Fig. 1 is a sectional view of the center M showing an embodiment of the low-calorie gas turbine combustor of the present invention, Fig. 2 is an enlarged sectional view of the auxiliary combustion chamber, and Fig. 3 is a view indicated by the ■ arrow in Fig. 2. , FIG. 4 is a schematic explanatory diagram showing an embodiment of a pond sub-combustion chamber, and FIG. 5 is a schematic diagram of a conventional gas turbine combustor. 1...Main combustion chamber, 2...Sub-combustion chamber, 3...Main fuel injection nozzle, 4...Combustion air injection nozzle, 5...Auxiliary burner, 17.18...Ejector The diaphragm and partition plate that constitute: 19...Air supply port. Figure 3

Claims (6)

[Claims] (1) A low combustion engine characterized by having a ceramic auxiliary combustion chamber equipped with an auxiliary burner on the inlet side of the main combustion chamber, and arranging a main fuel injection nozzle and a combustion air injection nozzle around the outlet of the auxiliary combustion chamber. Gas turbine combustor for caloric gas. (2) A ceramic auxiliary combustion chamber equipped with an auxiliary burner is provided on the inlet side of the main combustion chamber, and a main fuel injection nozzle and a combustion air injection nozzle are arranged around the outlet of the auxiliary combustion chamber,
A gas turbine combustor for low-calorie gas, characterized in that high-calorie gas is combusted in the sub-combustion chamber. (3) The main combustion chamber burns low-calorie gas that accounts for 90% or more of the total generated heat, and the auxiliary combustion chamber burns 1 of the total generated heat.

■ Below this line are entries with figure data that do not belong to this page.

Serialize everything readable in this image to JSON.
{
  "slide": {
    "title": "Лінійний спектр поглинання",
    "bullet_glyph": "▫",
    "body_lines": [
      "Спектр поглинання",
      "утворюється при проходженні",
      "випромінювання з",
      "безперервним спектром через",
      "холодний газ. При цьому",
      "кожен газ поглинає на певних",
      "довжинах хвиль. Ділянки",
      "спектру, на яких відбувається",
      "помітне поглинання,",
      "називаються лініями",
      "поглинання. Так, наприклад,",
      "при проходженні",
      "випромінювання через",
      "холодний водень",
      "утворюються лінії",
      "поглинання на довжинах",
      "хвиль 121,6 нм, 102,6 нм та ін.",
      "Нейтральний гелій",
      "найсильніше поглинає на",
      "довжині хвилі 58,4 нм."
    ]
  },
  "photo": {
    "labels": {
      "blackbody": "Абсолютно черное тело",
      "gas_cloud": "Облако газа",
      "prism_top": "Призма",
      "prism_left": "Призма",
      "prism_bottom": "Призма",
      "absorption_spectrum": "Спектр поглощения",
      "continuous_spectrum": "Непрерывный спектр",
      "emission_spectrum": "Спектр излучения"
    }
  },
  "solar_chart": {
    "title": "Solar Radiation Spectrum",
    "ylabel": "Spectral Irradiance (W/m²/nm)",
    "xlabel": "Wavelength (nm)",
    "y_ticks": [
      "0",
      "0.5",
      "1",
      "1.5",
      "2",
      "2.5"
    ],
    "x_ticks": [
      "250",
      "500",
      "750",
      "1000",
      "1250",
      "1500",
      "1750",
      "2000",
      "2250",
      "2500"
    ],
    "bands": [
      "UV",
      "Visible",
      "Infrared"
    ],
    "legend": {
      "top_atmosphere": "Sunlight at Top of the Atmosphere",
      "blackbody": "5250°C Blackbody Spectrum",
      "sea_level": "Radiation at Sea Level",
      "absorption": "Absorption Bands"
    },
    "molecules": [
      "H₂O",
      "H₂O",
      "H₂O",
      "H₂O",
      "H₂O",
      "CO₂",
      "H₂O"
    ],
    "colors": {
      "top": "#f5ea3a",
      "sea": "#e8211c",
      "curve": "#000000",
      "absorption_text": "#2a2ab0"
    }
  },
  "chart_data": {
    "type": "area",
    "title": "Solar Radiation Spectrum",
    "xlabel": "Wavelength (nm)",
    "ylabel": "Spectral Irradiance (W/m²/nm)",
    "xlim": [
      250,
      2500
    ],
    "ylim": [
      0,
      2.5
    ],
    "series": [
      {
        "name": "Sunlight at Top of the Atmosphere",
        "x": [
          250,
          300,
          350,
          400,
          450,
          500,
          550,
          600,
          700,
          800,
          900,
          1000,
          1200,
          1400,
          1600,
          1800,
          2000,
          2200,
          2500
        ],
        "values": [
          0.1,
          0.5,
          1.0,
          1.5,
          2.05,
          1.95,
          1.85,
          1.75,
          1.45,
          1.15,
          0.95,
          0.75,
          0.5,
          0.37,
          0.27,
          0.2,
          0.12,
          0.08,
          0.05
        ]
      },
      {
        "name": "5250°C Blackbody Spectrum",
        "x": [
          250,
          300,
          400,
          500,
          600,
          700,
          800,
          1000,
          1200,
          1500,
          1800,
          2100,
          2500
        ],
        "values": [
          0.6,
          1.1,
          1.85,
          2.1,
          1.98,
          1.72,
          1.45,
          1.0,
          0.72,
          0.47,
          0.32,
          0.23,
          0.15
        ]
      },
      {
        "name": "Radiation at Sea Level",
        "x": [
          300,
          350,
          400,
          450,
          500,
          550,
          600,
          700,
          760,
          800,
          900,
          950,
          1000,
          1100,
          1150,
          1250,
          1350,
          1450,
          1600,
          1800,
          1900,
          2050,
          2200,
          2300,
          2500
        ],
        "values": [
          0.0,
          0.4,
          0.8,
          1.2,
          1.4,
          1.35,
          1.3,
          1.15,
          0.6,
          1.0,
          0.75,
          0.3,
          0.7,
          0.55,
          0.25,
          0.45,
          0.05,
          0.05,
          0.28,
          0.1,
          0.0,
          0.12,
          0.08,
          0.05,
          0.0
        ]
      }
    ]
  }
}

The gas turbine combustor for low-calorie gas according to claim 2, characterized in that less than 0% of high-calorie gas is combusted. (4) A ceramic auxiliary combustion chamber equipped with an auxiliary burner is provided on the inlet side of the main combustion chamber, and a main fuel injection nozzle and a combustion air injection nozzle are arranged around the outlet of the auxiliary combustion chamber,
A gas turbine combustor for low-calorie gas, characterized in that high-calorie gas is combusted in the sub-combustion chamber, and is swirled within the sub-combustion chamber and injected toward the main combustion chamber. (5) Burn low-calorie gas of 90% or more of the total generated heat in the main combustion chamber, and 1 of the total generated heat in the auxiliary combustion chamber.
The gas turbine combustor for low-calorie gas according to claim 4, characterized in that less than 0% of high-calorie gas is combusted. (6) The low calorie according to claim 4, characterized in that the injection axis of the auxiliary burner in the auxiliary combustion chamber is inclined with respect to the central axis of the auxiliary combustion chamber, and the outlet portion of the auxiliary combustion chamber is opened to widen toward the end. Gas turbine combustor for gas.